By Alex Highley, GOPC Project Associate
As part of the first breakout sessions at the 2016 ODOT Conference held at the Convention Center in Columbus, Greater Ohio Policy Center’s Deputy Director Alison Goebel moderated a panel session titled: “Models for Success: Moving Transit Forward in Times of Fiscal Constraint.” After Goebel’s brief comments to frame the session, speakers from Dayton, Cincinnati, and Toledo each discussed the funding models for their respective transit systems and highlighted the current challenges of ensuring that transit is well supported in Ohio. Brandon Policicchio of the Greater Regional Transit Authority, John Deatrick of the City of Cincinnati, and Jim Gee of the Toledo Regional Transit Authority summarized key facts about their area transit systems and described funding opportunities and sources, strategic partners, and innovative services each system provides.

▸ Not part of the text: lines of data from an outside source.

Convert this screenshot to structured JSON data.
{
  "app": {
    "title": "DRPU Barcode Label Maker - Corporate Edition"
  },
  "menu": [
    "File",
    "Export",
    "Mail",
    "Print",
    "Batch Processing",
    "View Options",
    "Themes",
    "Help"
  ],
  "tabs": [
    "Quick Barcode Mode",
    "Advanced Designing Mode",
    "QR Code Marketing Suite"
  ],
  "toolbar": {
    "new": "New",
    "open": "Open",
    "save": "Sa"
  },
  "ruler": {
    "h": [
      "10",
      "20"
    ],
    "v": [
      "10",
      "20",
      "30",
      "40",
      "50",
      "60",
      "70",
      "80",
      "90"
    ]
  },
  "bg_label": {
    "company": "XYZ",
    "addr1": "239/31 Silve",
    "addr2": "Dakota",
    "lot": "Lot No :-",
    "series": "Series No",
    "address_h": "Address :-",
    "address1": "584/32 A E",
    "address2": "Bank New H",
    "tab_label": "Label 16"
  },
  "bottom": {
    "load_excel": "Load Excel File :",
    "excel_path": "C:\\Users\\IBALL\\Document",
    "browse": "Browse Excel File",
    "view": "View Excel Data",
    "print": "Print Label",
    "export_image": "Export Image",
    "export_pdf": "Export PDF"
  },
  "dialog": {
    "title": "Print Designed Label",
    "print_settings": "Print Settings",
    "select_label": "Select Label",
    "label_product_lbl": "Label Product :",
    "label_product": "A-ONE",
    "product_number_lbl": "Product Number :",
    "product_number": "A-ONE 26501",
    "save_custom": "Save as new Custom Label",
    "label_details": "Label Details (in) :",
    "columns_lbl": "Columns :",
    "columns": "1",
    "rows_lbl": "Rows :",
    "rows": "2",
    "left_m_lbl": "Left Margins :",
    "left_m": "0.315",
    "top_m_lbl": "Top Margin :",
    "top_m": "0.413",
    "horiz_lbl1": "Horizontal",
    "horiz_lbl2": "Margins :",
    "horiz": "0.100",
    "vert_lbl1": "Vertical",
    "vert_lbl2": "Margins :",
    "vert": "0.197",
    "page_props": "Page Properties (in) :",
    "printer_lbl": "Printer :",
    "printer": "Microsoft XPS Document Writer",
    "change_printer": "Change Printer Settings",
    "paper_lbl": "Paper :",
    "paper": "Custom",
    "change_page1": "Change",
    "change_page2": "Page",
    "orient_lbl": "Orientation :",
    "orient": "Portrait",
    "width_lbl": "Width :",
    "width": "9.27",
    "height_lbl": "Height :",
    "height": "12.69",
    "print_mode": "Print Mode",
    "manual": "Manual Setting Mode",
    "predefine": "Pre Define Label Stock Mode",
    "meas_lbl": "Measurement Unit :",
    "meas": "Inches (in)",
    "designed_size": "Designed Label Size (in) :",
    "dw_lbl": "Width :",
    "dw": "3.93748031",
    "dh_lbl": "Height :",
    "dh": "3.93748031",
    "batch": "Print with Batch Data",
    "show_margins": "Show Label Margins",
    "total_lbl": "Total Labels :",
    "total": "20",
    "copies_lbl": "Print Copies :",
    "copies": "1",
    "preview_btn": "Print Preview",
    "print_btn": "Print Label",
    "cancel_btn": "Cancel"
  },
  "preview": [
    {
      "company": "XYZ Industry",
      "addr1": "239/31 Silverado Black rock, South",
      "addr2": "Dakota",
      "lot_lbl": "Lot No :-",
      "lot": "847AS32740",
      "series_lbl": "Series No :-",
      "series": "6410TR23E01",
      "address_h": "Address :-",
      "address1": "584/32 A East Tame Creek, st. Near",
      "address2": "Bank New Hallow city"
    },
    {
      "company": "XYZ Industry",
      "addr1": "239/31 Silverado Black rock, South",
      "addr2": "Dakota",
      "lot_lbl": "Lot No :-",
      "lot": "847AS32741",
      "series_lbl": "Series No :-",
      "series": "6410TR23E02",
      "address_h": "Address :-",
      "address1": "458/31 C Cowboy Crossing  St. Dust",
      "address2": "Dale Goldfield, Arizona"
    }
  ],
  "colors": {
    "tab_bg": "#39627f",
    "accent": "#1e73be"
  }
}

Speakers from left: Brandon Policicchio, Jim Gee, Alison Goebel, and John Deatrick
In Ohio, Regional Transit Authorities (RTAs) are funded with a variety of local funding sources. Eight counties utilize a county sales tax of up to 1%. Policicchio noted that Dayton’s RTA benefits over the long term from assurances that that revenue stream will continue, given that the half-cent sales tax does not expire for renewal. A few counties generate the majority of their RTA revenue via non-sales tax means: Toledo Area RTA (TARTA), the Steel Valley, and the Ohio Valley levy a property tax and the Cincinnati area RTA (SORTA) levies an income tax. Interestingly, Deatrick noted that Cincinnati will begin to levy a new parking fee to generate a few million dollars to fund the Streetcar, which will be unveiled in September.
While 27 Ohio counties do not even operate a public transit system, and given that 60 percent of public transit trips are work trips (medical trips are the second most common destination for transit riders), local transit systems would greatly benefit from increased state support. As GOPC has highlighted in recent memos, Ohio’s contribution to transit calculates to 63 cents per capita, which ranks 38th in the nation – in between Mississippi and North Dakota. With federal grant support few and far between, Gee explained that many existing transit authorities must scramble to find creative local ways to ensure their systems continue to serve riders.
Despite the strains facing Ohio’s transit systems, Gee emphasized that there are reasons to be encouraged about transit in Ohio. Firstly, ODOT remains an important player and a key partner in ensuring that transit has a bright future in Ohio. GOPC echoes this support of the state’s role and was encouraged by ODOT’s commission of the 2015 Transit Needs Study. Secondly, baby boomers and millennials simply demand more public transportation and will be a significant voice in this issue. Thirdly, there are already many success stories in Ohio; as Policicchio and Deatrick discussed, Dayton serves over 200,000 annual trips while Cincinnati is implementing exciting mobile technologies such as fare purchasing via smartphone as part of its imminent Streetcar rollout. Moreover, Cleveland was selected to host the recent Republican National Convention in large part due to its robust light rail system and excellent Bus Rapid Transit fleet.
From left: Policicchio, Gee, and Deatrick
The need for additional state support is clear, however this session highlighted that Ohio’s transit agencies are acting creatively and resourcefully to meet demand for their services.